Sill intrusion and compressive regimes: Examples of intrusion-induced compression in host-rocks during sill emplacement in the Faroe Islands

Sills of predominantly mafic compositions are ubiquitous in many onshore and offshore extension-related sedimentary basins worldwide and do in some instances also appear in extension-related volcanic settings such as those in North Atlantic islands like NW Britain, Iceland and the Faroe Islands. Both of these settings are typically composed of sub-horizontal layered strata, in which individual layers may possess variable mechanical properties and strengths. Previous models on sill intrusion have commonly invoked sill development, where intruding melts advance sub-horizontally through relatively weak layers and cut upwards through stronger ones at relatively steep angles (ramp-flat geometries), while other models point to gradual and continuous sill climbing irrespective of mechanical properties in layered host-rocks.

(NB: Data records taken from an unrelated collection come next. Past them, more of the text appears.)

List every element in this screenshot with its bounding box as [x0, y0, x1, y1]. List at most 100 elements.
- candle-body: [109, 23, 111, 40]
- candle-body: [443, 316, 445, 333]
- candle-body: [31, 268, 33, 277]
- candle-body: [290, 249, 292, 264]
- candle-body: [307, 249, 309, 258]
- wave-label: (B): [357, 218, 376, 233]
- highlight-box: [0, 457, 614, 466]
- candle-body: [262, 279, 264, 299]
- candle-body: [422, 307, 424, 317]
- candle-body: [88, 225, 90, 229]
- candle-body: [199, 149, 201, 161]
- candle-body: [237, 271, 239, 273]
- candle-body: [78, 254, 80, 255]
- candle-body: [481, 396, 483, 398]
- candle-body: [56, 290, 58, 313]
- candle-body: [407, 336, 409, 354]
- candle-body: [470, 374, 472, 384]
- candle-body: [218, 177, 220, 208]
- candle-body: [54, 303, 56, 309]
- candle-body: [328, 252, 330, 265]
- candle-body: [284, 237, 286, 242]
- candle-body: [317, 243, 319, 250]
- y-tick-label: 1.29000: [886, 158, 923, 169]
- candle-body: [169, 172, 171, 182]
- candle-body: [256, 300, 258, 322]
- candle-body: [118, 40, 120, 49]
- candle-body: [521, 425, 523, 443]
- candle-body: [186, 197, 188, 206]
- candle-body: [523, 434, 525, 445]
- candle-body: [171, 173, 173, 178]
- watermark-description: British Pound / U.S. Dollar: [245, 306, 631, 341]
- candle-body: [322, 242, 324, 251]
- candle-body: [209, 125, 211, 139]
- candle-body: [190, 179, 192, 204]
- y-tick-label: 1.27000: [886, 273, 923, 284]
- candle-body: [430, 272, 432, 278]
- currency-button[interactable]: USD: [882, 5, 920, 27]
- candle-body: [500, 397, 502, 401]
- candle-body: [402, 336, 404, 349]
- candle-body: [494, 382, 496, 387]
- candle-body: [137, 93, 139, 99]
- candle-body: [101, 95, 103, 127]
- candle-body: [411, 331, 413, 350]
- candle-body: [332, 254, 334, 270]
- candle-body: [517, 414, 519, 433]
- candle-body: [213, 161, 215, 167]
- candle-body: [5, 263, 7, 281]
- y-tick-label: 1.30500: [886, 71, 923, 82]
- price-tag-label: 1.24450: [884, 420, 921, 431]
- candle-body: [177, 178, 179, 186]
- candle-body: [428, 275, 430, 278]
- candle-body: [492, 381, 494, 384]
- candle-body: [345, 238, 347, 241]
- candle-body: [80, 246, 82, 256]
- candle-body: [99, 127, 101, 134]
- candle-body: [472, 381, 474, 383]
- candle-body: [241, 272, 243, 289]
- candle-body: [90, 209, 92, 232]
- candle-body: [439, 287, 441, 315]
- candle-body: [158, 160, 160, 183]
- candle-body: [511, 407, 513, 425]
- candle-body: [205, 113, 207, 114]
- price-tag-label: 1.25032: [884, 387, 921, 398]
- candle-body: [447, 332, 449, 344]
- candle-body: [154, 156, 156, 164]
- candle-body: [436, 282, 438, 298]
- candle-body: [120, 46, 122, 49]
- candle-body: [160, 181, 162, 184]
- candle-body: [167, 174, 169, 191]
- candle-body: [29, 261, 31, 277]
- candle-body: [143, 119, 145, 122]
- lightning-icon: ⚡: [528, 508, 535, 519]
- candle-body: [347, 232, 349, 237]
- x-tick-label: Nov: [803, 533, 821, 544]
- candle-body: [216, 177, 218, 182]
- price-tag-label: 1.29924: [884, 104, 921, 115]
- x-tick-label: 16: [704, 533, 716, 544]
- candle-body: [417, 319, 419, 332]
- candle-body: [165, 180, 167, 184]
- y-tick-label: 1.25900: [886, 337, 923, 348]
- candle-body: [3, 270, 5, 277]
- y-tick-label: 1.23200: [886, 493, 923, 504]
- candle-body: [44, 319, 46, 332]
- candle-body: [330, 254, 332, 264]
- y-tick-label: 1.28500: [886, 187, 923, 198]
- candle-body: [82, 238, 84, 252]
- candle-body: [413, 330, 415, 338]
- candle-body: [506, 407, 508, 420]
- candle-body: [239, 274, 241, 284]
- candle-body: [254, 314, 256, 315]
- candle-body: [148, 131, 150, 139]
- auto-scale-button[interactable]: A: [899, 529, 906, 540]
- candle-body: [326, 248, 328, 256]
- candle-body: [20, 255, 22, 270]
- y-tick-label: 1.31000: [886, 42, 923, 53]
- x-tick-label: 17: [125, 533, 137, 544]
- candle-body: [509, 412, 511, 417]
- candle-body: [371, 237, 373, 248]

Precursor melts to most known mafic sills worldwide stem from extension-related melting within the upper mantle. As long as extensional environments are maintained within the upper crust, ascending melts will advance to the Earth’s surface via sub-vertical dykes. Once extension cease to affect areas of intrusion, ascending melts may pool in various magma chambers, or they may be intruded as sills within the uppermost crust. Various researchers have previously attributed intrusion of inclined and/or saucer-shaped sills to regional far-field shortening/compression within actual intrusion areas, while others point to sill emplacement in more neutral environments, when it comes to principal stress axes. The model presented in this contribution strongly suggests that emplacement of saucer-shaped sills of the Faroe Islands not only caused uplifts of their overburdens following ultimate inflation, but did also impose compression/shortening on surrounding host rocks so as to trigger faulting and displacement within some of these. In turn, compression/stresses built up in surrounding host-rocks in response to ultimate sill inflation did not un-commonly trigger post-magmatic faulting within the actual solidified sills themselves.